Introduction and Overview
Reducing carbon emissions to levels consistent with the stabilization of greenhouse gas concentrations in the atmosphere will require enormous amounts of clean energy supplies to displace current fossil fuel combustion. Renewable energy supplies are one source of such clean energy.
This chapter focuses on terrestrially based renewable energy options. As used here, renewable energy is defined simply as any form of energy that can be used without diminishing the resource. Some forms of renewable energy, like solar and wind, are essentially limitless. Others, like geothermal, may be depleted in the short term, but are eventually regenerated. Some, like hydroelectricity, municipal solid waste, landfill gas, and biomass must be regenerated continually. But none are totally depleted forever.

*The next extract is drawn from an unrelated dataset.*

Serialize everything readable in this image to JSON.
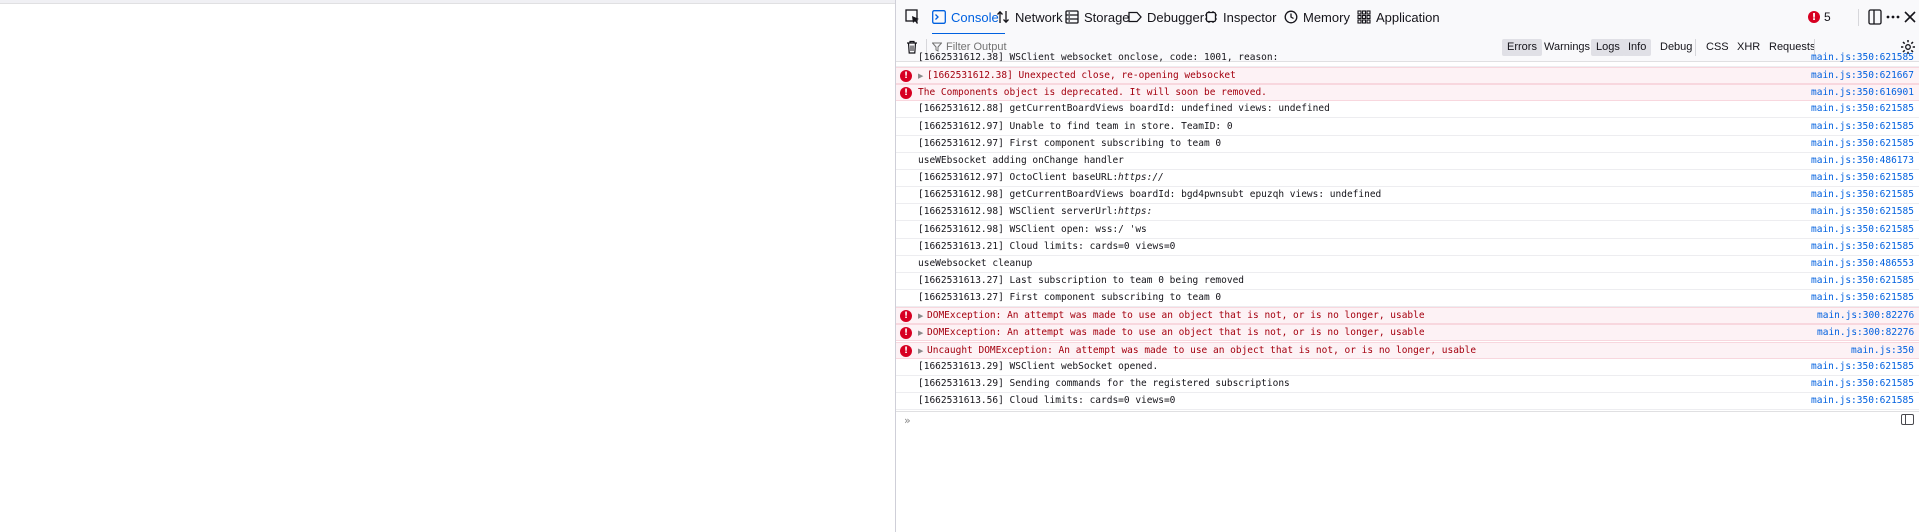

Renewable energy is generally clean. Most forms of renewable energy do not involve combustion and, therefore, do not emit gases to the atmosphere. In particular, renewables are attractive because they generally emit no net carbon dioxide. What is just as important for those countries experiencing severe local air pollution problems is that non-combusting renewables, like solar and wind, produce energy without emitting sulfur dioxide, nitrogen oxides, particulate matter, or toxic materials. In addition, renewable electric technologies, like photovoltaics and wind that do not use heat to produce electricity, require no water resources for cooling towers, and have no water effluents.